To develop clinical treatments, Lyketsos explains that researchers need to take information from studies like these and many other sources in order to properly characterize a patient’s disease. 

“When I started out as a psychiatric resident in the late 80s early 90s, the view of people with dementia was bleak. You got diagnosed and it was a death sentence. The goal was basically to make sure you were safe,” says Lyketsos. Now things are very different, he explained. “We understand now that Alzheimer’s is not a single disease, it is a series of subtypes that each progress a bit differently; care has evolved accordingly. 

“Now, we put an emphasis on home-based care, something we pioneered here at Hopkins.
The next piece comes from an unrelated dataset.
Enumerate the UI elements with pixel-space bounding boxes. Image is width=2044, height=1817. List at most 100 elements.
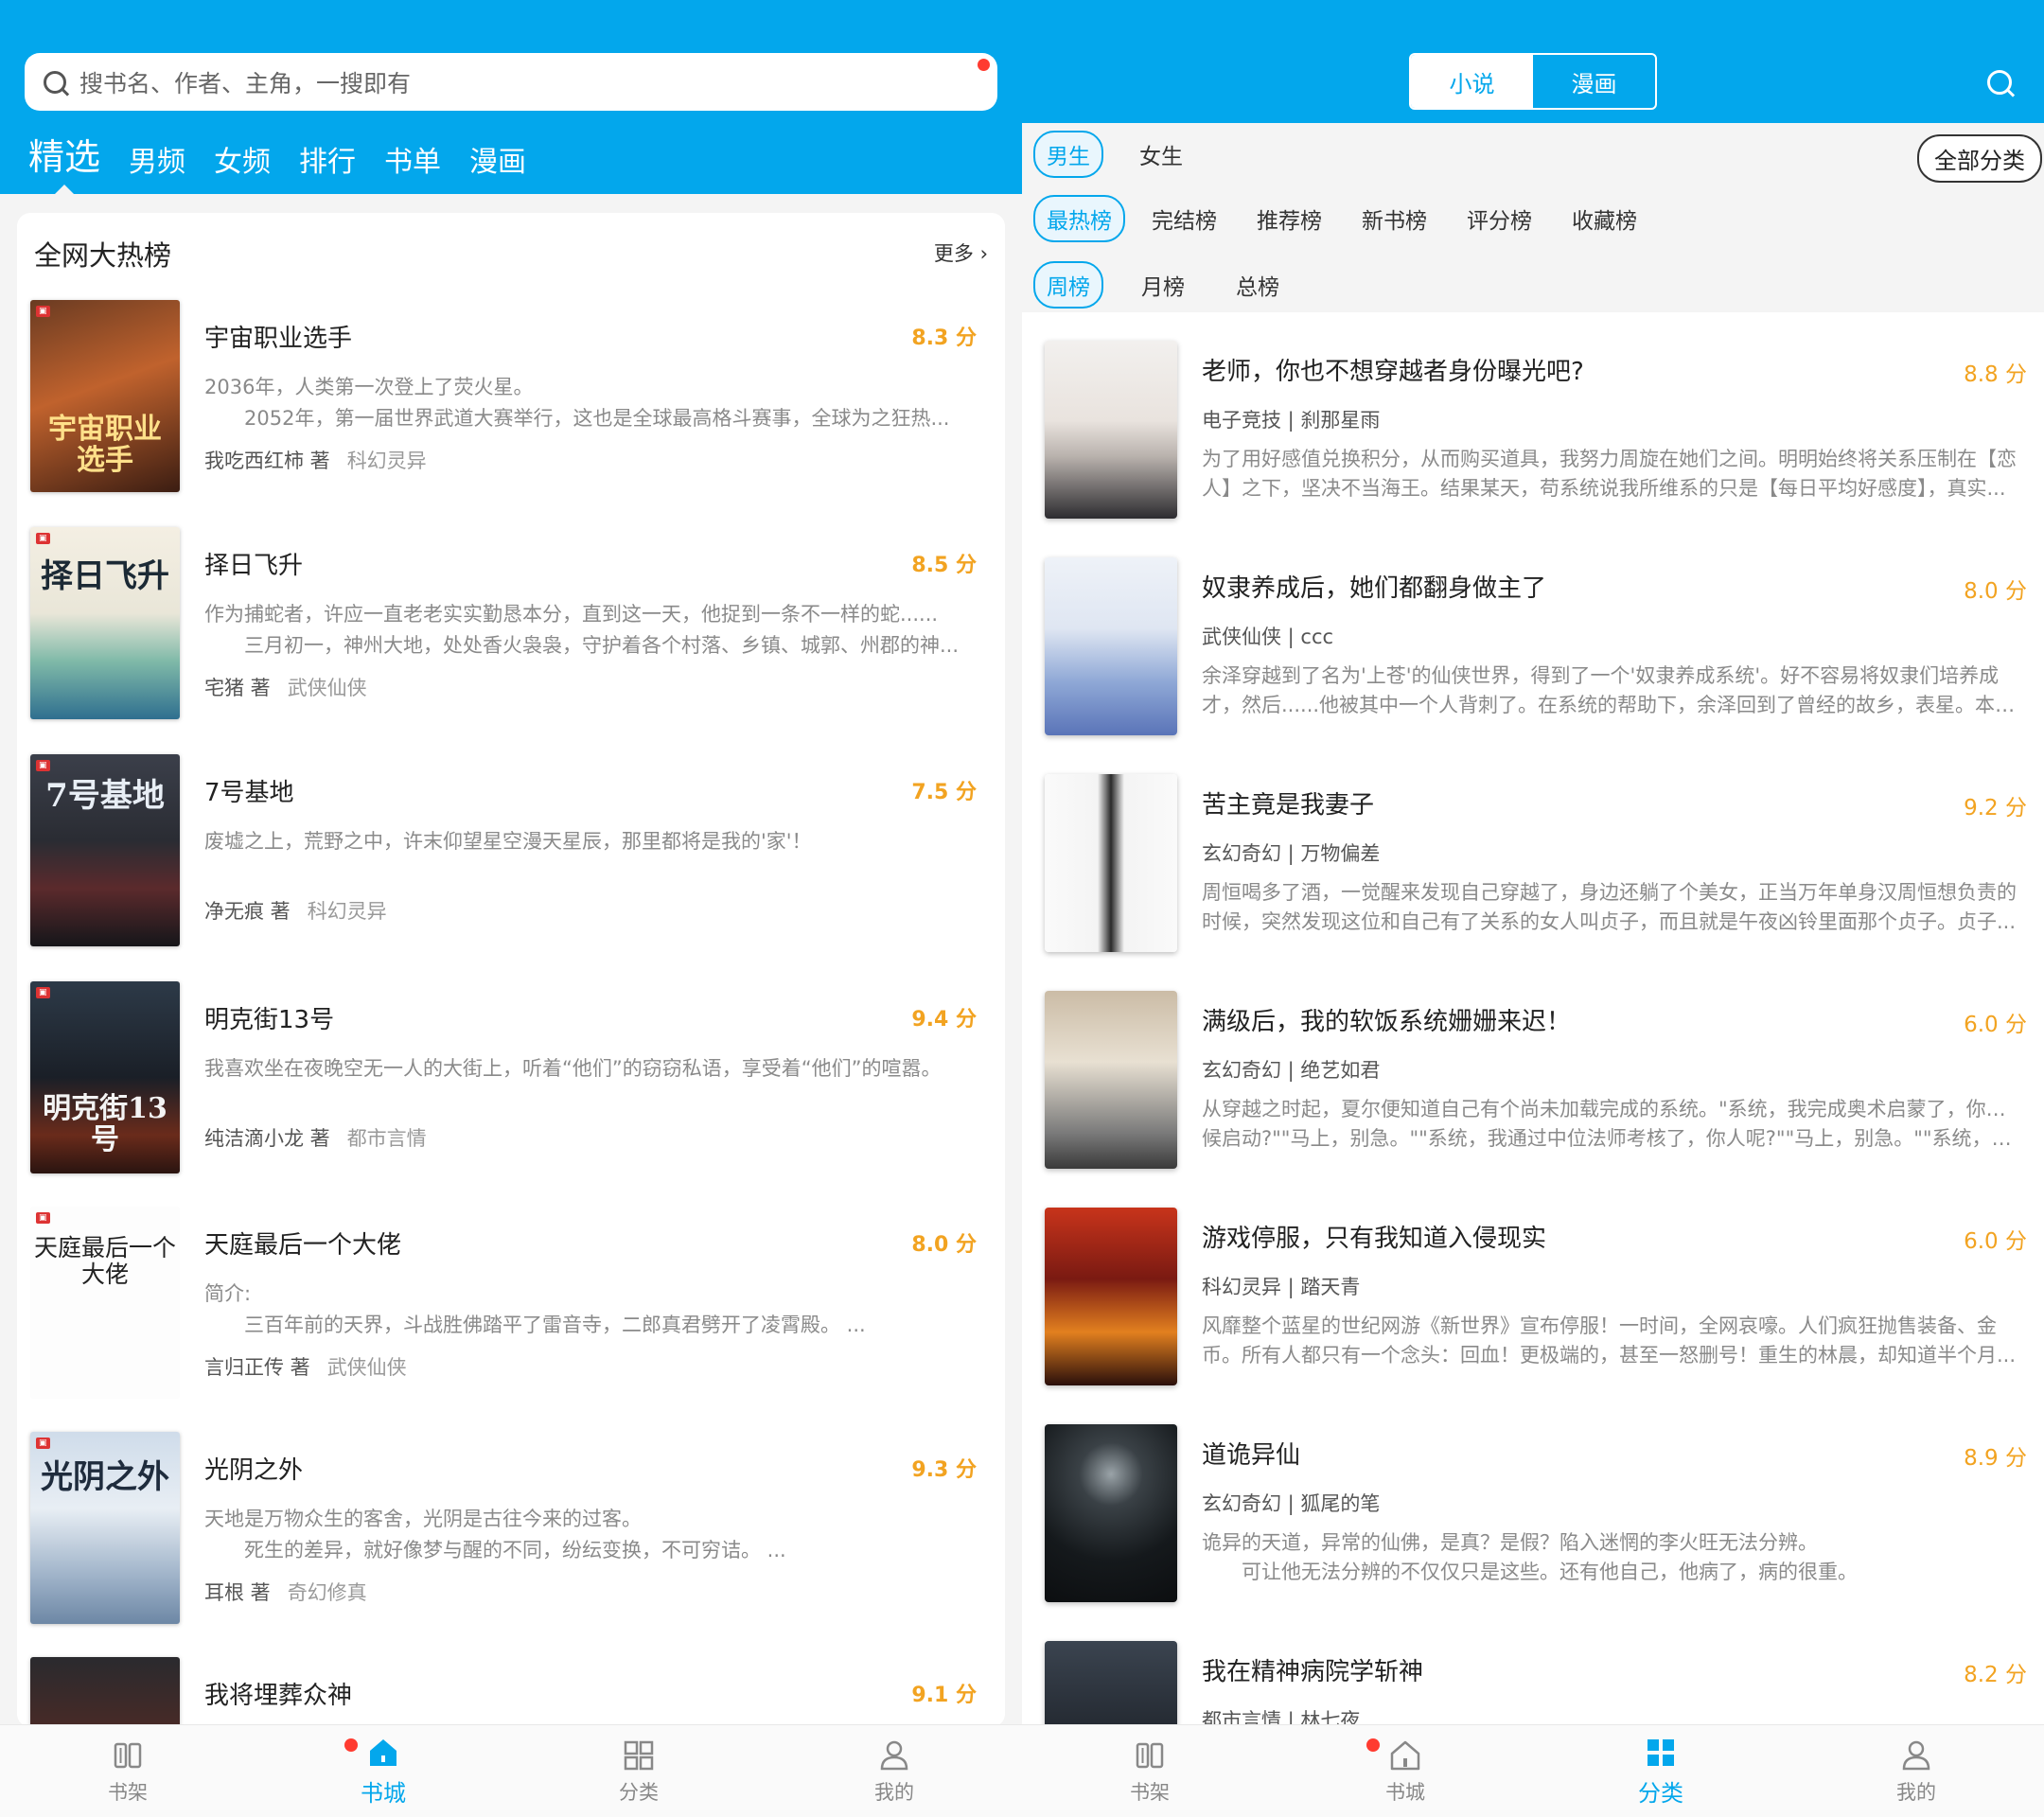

We demonstrated how, if we catch the symptoms early on, people can live in their own home for many more years with better life quality,” explains Lyketstos. The Maximizing Independence (MIND) at Home program is one such project pioneered by Hopkins. Participants in this comprehensive home-based care program work with an interdisciplinary team of caregivers who assess how to make a patient’s home best fit their needs. This team also provides referrals for specialized care and educational opportunities for the patient and their families to learn more about managing the symptoms of their disease. Research from this program has revealed its benefit to patients at various stages of disease and helps them stay in their homes for an average of nine months longer. 

testimg Maximized Independence (MIND) at Home Model.

“However, I don’t think people are aware of the advancements that have been made; even primary care doctors miss an early diagnosis more often than not,” says Lyketsos. 

Recent surveys suggest he is correct. In a survey of over 2,000 adults from the U.S. and Europe, Alzheimer’s disease ranked just behind cancer as the most-feared disease. I personally fear a future where I experience the same symptoms as my grandparents: memory loss, aggravation, physical disability and paranoia. But we need to begin talking about the hope. Today our understanding of dementia and Alzheimer’s is better than ever and treatments are available that can help extend our lives and improve quality of life. With continuing basic and translational research, we can be hopeful that therapies that target the disease directly, and not just the symptoms, are on the horizon.